Friendly Fire, Katrina Roberts’ cycle of fifty-two sonnets, proves the
durability and flexibility of the lyric today. A taut narrative scaffolding supports
Roberts’ brief, searing meditations on family, farm labor, friendship,
illness, parenting. Colloquial language lends verve. Literal images evoke the
texture of farm life. Roberts explores abstraction (“Forgiveness”)

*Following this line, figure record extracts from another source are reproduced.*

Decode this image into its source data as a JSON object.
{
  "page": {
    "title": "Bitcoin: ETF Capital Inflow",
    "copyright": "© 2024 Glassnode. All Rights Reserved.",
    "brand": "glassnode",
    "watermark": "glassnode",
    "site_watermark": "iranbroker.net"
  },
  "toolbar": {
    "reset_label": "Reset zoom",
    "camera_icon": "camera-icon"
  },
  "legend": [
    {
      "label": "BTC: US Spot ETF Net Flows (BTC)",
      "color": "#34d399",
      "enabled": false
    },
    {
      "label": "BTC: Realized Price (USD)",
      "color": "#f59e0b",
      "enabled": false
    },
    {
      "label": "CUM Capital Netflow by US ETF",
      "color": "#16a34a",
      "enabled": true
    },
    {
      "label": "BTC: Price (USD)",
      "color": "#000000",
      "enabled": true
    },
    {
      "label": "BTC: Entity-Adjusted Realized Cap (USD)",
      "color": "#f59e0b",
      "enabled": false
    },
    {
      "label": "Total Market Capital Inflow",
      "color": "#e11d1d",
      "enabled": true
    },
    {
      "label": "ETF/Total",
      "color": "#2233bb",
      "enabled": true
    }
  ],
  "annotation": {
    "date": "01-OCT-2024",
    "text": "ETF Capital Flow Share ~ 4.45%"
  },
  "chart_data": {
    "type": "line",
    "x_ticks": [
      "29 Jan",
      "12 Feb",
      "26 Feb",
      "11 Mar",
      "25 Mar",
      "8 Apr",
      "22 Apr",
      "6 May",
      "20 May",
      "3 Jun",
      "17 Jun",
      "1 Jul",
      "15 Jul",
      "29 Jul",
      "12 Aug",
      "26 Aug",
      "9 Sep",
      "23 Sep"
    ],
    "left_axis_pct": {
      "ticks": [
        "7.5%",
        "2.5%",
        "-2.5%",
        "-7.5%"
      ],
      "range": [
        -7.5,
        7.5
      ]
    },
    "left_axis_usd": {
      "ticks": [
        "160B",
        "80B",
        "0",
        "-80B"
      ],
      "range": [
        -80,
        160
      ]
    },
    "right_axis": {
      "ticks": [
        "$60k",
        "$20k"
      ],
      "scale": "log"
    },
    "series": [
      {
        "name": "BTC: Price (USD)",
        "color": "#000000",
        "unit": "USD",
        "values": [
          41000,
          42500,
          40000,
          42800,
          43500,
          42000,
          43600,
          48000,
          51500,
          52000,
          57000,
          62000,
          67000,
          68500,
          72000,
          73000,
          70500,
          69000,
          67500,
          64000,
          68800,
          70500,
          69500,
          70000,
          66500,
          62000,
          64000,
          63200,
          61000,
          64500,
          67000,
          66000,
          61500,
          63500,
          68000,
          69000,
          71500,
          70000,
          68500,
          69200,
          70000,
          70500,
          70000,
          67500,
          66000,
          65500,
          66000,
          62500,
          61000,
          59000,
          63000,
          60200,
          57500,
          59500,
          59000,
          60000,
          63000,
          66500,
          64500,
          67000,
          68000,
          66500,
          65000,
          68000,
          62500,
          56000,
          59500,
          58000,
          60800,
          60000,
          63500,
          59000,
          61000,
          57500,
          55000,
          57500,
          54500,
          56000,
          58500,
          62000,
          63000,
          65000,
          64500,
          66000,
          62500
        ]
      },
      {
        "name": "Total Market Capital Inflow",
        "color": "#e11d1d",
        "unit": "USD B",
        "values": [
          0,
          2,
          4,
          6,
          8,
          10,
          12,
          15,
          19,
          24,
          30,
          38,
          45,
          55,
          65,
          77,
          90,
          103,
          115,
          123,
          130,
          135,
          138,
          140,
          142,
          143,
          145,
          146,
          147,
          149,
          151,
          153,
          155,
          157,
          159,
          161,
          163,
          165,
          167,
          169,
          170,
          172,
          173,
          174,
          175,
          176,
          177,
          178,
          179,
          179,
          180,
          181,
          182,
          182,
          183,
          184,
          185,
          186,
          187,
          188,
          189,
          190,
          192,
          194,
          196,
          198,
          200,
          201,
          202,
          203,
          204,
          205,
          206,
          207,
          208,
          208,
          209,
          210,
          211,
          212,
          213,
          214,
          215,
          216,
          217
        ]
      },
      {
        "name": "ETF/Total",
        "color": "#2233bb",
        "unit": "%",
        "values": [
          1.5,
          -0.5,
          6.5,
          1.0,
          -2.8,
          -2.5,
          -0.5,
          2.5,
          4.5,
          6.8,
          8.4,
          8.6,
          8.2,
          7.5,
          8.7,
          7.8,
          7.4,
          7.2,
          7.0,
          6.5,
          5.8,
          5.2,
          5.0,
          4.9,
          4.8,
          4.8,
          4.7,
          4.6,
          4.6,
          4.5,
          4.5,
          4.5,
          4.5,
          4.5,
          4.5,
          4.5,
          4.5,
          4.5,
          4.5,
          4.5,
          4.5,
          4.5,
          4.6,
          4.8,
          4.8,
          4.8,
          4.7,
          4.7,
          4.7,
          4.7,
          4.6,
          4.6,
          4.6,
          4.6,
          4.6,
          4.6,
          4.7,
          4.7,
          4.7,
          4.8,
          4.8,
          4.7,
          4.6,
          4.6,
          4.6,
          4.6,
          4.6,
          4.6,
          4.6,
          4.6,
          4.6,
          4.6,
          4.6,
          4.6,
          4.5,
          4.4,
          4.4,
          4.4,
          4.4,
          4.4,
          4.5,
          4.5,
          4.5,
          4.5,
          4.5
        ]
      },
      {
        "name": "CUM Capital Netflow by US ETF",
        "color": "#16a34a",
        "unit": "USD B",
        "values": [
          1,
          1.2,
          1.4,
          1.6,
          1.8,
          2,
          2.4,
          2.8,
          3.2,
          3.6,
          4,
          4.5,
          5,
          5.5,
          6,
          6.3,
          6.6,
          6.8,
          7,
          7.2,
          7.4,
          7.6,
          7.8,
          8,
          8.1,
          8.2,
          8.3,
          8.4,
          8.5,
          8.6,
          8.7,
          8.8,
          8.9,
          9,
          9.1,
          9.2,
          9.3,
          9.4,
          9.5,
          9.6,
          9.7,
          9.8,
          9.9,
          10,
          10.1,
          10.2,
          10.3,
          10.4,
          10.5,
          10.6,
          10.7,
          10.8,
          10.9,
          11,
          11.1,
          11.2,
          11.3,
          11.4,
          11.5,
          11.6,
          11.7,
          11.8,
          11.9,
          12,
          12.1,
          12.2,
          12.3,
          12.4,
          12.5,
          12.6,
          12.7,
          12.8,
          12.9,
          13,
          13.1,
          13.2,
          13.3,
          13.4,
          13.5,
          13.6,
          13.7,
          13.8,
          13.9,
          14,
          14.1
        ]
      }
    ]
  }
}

with apt metaphor: “I shelter the grudge, build / a rustic cabin for it
in my chest, pound rusty nails / in to anchor a porch where I sit glaring.” At
the close of “Malignant,” the narrator asks a timeless question: “what
lies in wait for us?” Read Friendly Fire for Roberts’ sensual and
wise rendering of the here and now.
—Robin Becker, 2007 Judge, the Idaho Prize for Poetry;
author of Domain of Perfect Affection
Katrina Roberts’ poems do not admit easy phrasings; instead, they are
assembled word by word, each chosen with informed deliberation and a sense of
pace. I have followed the track of her lines with heightened attention, eager
for her next surprise.
—Billy Collins
This is a gorgeous, amazing book. I’ve been an admirer of Katrina Robert’s
poems for years and these poems confirm my long-standing affection. Buy this
book now.
—Sherman Alexie, winner of the National Book Award 2007
Katrina Roberts’ Friendly Fire is a fresh, elegant, and serious poetic
triumph. These poems, while introspective, speak of the world, and the reader
develops a deep connection with the sensibility and mystery behind them. Katrina
Roberts is the kind of poet who knows how to nurture the energies of pleasure
and grief, ecstasy and despair, and bring them fully formed to the page. She
explores the hidden places, discovers them and invents them. What she asks of
birds might be asked of her poems: “. . . Where did the birds find this
filament? Such / active circling and weaving; the dervish love calls / into being
. . .” These poems are convincing and ample testimony to the truths of
time and mortality, and Katrina Roberts is a poet of remarkable gifts.
—Laura Kasischke
Katrina Roberts’ new poems are wonderfully readable and engrossing,
because they are so true to our conscious experience, making swift and credible
transitions between perception, memory, reflection, worry, and well-being. Life
is both sweet and anxious in these poems, which makes them the more real, and
the pervading theme of fire has the ambiguity of Shakespeare’s “Consumed
with that which it was nourish’d by.”